A pesar de la escasa difusión de su obra, tampoco puede considerársele un poeta marginal: buena parte de los jóvenes poetas argentinos, a partir de los años sesenta, vieron en él a un maestro y fueron acudiendo, en admirativa peregrinación, a su retiro. Juan L. Ortiz era el anti Borges (poeta que detestaban unos poe-tas que se inclinaban mayoritariamente hacia el populismo izquier- dista), pero también lo contrario de poetas comprometidos como Pablo Neruda. Juan L. Ortiz nunca convirtió la poesía en un instrumento al servicio de su ideología política.

Poeta de la naturaleza trascendida podría considerársele, de la intrahistoria. Uno de sus últimos libros se titula El Gualeguay y es un único poema (de casi tres mil versos) dedicado al río de ese nombre: pocos poetas contemporáneos serían capaces de salir indemnes de un empeño semejante. Ningún fragmento de ese poema-río (nunca mejor dicho) se incluye en esta antología, pero sí algún poema de cierta extensión ("Del otro lado") que nos permite apreciar el personalísimo desarrollo que la poesía simbolista alcanzó en manos de Juan L. Ortiz.

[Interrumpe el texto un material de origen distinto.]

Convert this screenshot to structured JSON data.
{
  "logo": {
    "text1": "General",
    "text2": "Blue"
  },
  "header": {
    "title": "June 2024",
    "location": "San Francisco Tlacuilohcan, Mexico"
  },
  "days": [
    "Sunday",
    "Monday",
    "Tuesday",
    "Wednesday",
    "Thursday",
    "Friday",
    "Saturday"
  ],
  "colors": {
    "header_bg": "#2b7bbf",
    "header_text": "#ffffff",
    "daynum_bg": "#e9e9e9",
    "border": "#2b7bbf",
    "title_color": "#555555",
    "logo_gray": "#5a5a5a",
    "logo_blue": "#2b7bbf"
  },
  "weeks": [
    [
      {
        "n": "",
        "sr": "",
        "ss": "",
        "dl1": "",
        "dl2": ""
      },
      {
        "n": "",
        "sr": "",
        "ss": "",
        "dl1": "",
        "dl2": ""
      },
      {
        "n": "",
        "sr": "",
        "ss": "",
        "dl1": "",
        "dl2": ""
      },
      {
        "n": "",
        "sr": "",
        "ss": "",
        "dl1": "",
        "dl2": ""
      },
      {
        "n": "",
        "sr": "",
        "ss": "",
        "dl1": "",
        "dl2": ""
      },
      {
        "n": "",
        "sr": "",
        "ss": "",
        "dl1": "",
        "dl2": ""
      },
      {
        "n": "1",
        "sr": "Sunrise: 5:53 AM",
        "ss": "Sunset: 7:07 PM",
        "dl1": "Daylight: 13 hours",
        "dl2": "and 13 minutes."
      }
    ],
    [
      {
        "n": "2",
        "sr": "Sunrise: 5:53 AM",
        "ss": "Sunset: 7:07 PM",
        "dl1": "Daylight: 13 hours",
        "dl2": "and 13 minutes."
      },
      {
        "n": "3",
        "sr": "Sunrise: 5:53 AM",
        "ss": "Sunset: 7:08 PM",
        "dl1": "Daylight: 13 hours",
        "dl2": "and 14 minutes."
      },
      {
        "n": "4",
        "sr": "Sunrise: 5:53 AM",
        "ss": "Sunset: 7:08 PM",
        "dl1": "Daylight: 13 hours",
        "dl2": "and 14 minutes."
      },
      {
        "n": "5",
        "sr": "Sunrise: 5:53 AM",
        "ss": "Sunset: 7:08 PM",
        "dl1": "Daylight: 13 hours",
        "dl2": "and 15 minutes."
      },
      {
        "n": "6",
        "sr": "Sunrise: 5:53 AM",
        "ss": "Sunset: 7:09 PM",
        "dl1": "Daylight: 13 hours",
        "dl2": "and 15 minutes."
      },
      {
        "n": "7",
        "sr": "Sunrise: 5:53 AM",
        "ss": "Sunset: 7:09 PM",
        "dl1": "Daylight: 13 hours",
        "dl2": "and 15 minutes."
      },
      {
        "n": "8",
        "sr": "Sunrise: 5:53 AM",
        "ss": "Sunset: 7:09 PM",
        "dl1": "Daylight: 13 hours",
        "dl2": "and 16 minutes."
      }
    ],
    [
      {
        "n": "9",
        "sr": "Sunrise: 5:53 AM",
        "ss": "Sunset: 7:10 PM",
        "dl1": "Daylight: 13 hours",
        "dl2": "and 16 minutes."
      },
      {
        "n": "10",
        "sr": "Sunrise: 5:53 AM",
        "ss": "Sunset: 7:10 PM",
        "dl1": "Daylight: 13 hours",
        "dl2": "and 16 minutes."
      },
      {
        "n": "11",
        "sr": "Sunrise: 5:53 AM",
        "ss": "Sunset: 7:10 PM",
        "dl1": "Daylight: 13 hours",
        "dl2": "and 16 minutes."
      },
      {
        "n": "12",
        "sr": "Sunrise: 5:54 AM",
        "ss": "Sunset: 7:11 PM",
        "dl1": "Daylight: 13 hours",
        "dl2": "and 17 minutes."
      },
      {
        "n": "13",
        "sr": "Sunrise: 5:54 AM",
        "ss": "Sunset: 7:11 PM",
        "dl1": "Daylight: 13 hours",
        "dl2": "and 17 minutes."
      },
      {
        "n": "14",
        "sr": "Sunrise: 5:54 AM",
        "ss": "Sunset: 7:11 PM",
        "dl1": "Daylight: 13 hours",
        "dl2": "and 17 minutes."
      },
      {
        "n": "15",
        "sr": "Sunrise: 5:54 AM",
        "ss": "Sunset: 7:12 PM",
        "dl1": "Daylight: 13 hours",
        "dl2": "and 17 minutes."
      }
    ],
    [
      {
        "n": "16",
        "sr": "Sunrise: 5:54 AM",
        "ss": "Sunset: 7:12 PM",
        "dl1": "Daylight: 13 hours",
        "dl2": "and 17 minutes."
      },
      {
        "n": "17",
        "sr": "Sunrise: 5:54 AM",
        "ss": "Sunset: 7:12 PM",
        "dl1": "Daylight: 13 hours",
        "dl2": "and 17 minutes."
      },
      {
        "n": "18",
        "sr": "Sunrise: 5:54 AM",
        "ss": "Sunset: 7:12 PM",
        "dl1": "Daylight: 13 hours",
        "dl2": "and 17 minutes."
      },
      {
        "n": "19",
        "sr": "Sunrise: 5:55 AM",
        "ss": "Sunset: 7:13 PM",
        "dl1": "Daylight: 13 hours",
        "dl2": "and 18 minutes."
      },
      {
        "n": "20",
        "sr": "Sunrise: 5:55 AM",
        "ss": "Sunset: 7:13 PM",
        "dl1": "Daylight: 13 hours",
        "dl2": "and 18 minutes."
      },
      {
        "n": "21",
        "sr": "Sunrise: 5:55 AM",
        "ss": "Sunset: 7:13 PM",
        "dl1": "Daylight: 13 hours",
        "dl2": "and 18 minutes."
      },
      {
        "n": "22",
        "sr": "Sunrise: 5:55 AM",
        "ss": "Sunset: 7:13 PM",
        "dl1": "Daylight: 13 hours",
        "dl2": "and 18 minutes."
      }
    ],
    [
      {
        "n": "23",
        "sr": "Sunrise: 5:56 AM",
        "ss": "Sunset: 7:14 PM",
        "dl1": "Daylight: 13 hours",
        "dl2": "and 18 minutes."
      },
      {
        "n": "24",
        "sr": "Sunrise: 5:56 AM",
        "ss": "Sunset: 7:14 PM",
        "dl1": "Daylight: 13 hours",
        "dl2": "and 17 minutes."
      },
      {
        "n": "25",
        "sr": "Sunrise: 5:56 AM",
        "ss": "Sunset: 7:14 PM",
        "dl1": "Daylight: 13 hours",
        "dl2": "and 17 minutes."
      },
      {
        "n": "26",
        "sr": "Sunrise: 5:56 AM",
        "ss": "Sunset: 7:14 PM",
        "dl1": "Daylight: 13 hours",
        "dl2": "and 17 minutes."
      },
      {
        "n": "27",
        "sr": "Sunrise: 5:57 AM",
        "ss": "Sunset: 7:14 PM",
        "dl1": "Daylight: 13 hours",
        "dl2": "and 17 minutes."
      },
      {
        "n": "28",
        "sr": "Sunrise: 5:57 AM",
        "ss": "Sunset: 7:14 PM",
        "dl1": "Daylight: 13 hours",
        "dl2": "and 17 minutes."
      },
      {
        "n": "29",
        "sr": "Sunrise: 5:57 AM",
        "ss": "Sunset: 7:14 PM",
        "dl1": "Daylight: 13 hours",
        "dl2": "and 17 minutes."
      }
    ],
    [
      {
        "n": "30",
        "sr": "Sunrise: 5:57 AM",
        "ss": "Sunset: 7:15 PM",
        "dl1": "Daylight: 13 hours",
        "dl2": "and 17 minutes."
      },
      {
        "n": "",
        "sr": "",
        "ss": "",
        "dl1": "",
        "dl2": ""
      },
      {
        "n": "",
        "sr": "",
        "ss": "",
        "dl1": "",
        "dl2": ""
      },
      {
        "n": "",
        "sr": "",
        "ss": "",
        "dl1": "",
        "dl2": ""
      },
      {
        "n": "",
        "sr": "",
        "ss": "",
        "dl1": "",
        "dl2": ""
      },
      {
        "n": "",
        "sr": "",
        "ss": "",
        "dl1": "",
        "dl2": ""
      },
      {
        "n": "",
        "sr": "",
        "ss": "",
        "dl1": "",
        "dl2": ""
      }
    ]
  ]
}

No necesitó el poeta de las explosiones calculadas de las vanguardias para librarse del modernismo. él huyó hacia dentro, desarrollando su línea más interior -la del Antonio Machado de Soledades- hasta lo que Federico de Onís denominó "prosaísmo sentimental". Muy significativo de su primera manera resulta "Domingo": "El sol y el viento, solos, sobre el pueblo./Alegría de cal, de callejones últimos/entre un pudor de ramas,/por donde mis paseados, lentos días/salían a suaves campos./Vecino era del agua y de la luz".

Poco a poco, sin giros bruscos, fue descubriendo su manera más personal: el poema extenso, titubeante, divagatorio en apariencia, el poema que huye de la rotundidad, que se acerca a la prosa, hipnótico y gris, poema de atmósfera, a la vez realista y onírico, que no deslumbra, sin versos ni metáforas que llamen la atención, pero en el que se revela una inédita visión del mundo, un misticismo materialista que ha aprendido la lección de Oriente, pero que no incurre en el pastiche ni siquiera en un libro como El junco y la corriente, reflejo de su viaje a China y homenaje a su literatura. La poesía, para Juan L. Ortiz, no consiste en palabras dispuestas de una u otra manera: las palabras son sólo el conjuro, el pretexto. Por eso su poesía mayor seduce y rechaza. Seduce a los que se dejan llevar por su mágica monotonía encantatoria; rechaza a los que no se dejan hipnotizar.